Though, admittedly, the longer I leaned into Alphabet the more I relaxed and the hungrier I grew.

“One, yes I want to know who they are and what they did to all of you. Not just because it involves me right now, but because they hurt you.”

No one had to draw me a map for that. I could read the room and the reactions. Bones hated O’Rourke. If he’d been in that room instead of on comms, this whole conversation would probably be moot.

O’Rourke would be dead.

“And two?” Voodoo prompted, though I had all of their attention.

“I’m in this, all of this. With you. I know I’m freaking out and I reserve the right to do that. Tonight scared the shit out of me, but if I helped, then I want to keep helping. Don’t keep me out of this.” I looked at each of them in turns.

“Grace,” Bones said. “You shouldn’t want any part of this.”

Any part of them. That’s what he was saying.

“But I do.” My voice was hoarse and raw.
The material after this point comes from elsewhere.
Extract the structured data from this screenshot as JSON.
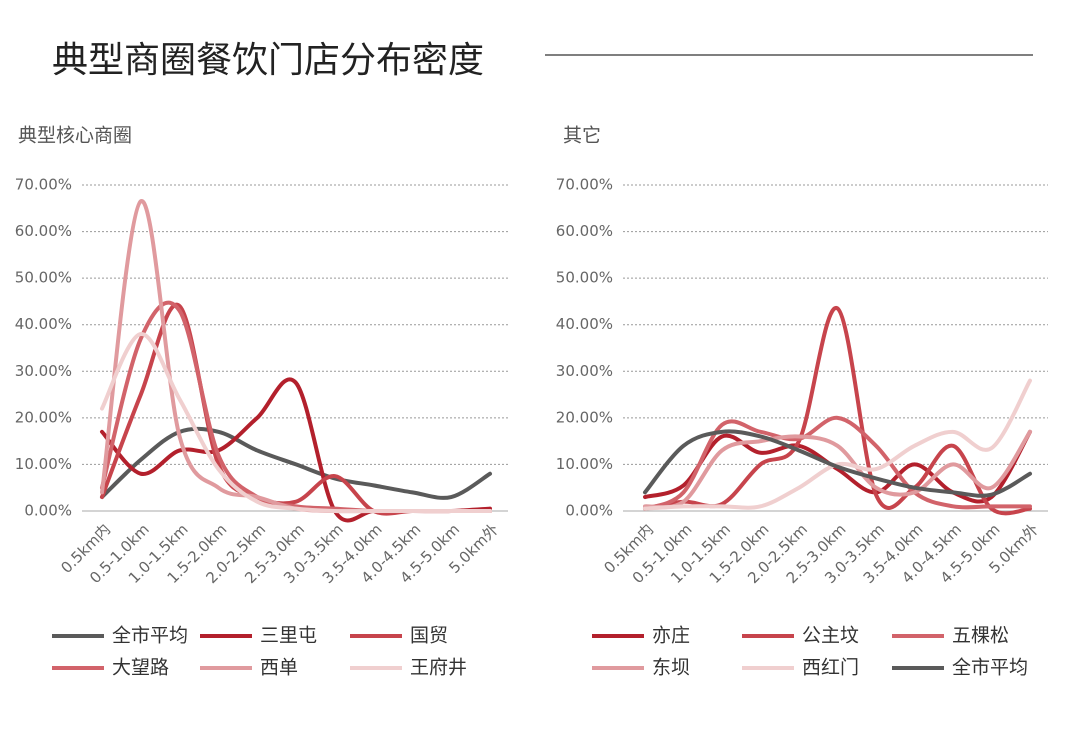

I straightened, stepping away from Alphabet long enough so I could turn in a slow circle and meet their gazes one by one. “And you do, too.”

Not a single one denied it.

“Right now, I’m going to go shower and wash him off. While I do that, you four can decide how you want to handle this and what you’re going to tell me.” I cleared my throat. “Then I’m going to change and come back out here and eat. Be ready to discuss when I am.”

That was my plan.

“Orders, Grace?” Bones asked in the most mild of tones and I couldn’t help it, I grinned.
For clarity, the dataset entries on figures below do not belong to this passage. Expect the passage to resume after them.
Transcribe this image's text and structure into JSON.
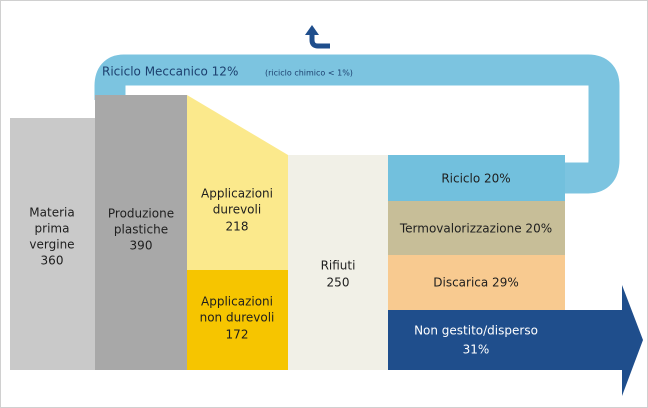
{
  "loop": {
    "label": "Riciclo Meccanico 12%",
    "note": "(riciclo chimico < 1%)"
  },
  "nodes": [
    {
      "label": [
        "Materia",
        "prima",
        "vergine"
      ],
      "value": 360
    },
    {
      "label": [
        "Produzione",
        "plastiche"
      ],
      "value": 390
    },
    {
      "label": [
        "Applicazioni",
        "durevoli"
      ],
      "value": 218
    },
    {
      "label": [
        "Applicazioni",
        "non durevoli"
      ],
      "value": 172
    },
    {
      "label": [
        "Rifiuti"
      ],
      "value": 250
    },
    {
      "label": [
        "Riciclo 20%"
      ]
    },
    {
      "label": [
        "Termovalorizzazione 20%"
      ]
    },
    {
      "label": [
        "Discarica 29%"
      ]
    },
    {
      "label": [
        "Non gestito/disperso",
        "31%"
      ]
    }
  ]
}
“Think of them more as guidelines… suggestions really.” It wasn’t the exact quote, but it worked for me. At the bathroom door, I hesitated and glanced back at them to add, “Please.”

After I closed the door, I leaned against it. They didn’t move, at least not that I could hear. They didn’t speak either.

Then, Bones said, “You heard the lady. Get her food started. Then we’ll plan.”